To verify an identity, transform one side of the equation until it is the same as the other side.

1. Start with the more complex side.
2. Look for chances to factor, add fractions, or square binomials.
3. Use known identities to make substitutions.
4. If stuck, try converting all terms to sines and cosines.

Examples

• Verify $(\sin x + \cos x)^2 = 1 + 2\sin x \cos x$. Expanding the left side gives $\sin^2 x + 2\sin x \cos x + \cos^2 x$. Since $\sin^2 x + \cos^2 x = 1$, this simplifies to $1 + 2\sin x \cos x$.
• Verify $\cos x (\tan x - \sec(-x)) = \sin x - 1$. The left side is $\cos x (\frac{\sin x}{\cos x} - \sec x) = \cos x (\frac{\sin x - 1}{\cos x}) = \sin x - 1$.
• Verify $\cos x - \cos^3 x = \cos x \sin^2 x$. Factoring the left side gives $\cos x (1 - \cos^2 x)$. Using the Pythagorean identity, this becomes $\cos x (\sin^2 x)$.

Explanation

Verifying an identity is like solving a puzzle. You are not solving for a variable, but proving two expressions are always equal.

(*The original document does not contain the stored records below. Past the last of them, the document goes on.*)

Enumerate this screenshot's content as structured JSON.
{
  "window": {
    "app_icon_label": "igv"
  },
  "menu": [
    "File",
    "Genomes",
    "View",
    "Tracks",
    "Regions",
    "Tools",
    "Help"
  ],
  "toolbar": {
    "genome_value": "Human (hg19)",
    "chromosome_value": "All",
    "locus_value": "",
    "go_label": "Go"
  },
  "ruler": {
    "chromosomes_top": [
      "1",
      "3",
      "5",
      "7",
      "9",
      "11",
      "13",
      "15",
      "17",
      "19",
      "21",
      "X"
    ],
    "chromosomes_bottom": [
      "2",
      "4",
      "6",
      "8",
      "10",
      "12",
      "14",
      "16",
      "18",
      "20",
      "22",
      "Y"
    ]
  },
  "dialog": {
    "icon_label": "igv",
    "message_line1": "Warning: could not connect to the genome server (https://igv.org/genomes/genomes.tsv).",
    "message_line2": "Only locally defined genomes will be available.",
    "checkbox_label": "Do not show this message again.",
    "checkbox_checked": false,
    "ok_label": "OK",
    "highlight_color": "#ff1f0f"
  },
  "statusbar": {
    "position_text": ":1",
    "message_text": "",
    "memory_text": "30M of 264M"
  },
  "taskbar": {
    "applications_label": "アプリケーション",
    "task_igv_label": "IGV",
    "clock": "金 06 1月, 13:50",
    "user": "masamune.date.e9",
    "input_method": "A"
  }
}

Use algebra and other identities to transform one side until it perfectly matches the other side.

Property

Algebraic patterns can simplify trigonometric expressions.
Difference of Squares: An expression like $a^2 - b^2 = (a-b)(a+b)$ can apply to expressions such as $\sin^2 x - 1$ or $4\sec^2\theta - 9$.
Quadratic Form: An expression like $2\cos^2 \theta + \cos \theta - 1$ is in the form $2x^2 + x - 1$ where $x = \cos \theta$, and can be factored.

Examples

• Rewrite $9\cos^2 \theta - 1$ using the difference of squares. This is $(3\cos \theta)^2 - 1^2$, which factors to $(3\cos \theta - 1)(3\cos \theta + 1)$.
• Factor $2\sin^2 \theta + \sin \theta - 1$. Letting $x = \sin \theta$, the expression becomes $2x^2 + x - 1$, which factors to $(2x - 1)(x + 1)$. So, the original expression is $(2\sin \theta - 1)(\sin \theta + 1)$.
• Simplify $(\sec x + 1)(\sec x - 1)$. This follows the difference of squares pattern, resulting in $\sec^2 x - 1$, which simplifies to $\tan^2 x$ by the Pythagorean identity.

Explanation

Don't forget your algebra skills! Recognizing familiar patterns like the difference of squares or quadratic equations is a secret weapon. It makes complex-looking trigonometric problems much easier to factor, simplify, and solve.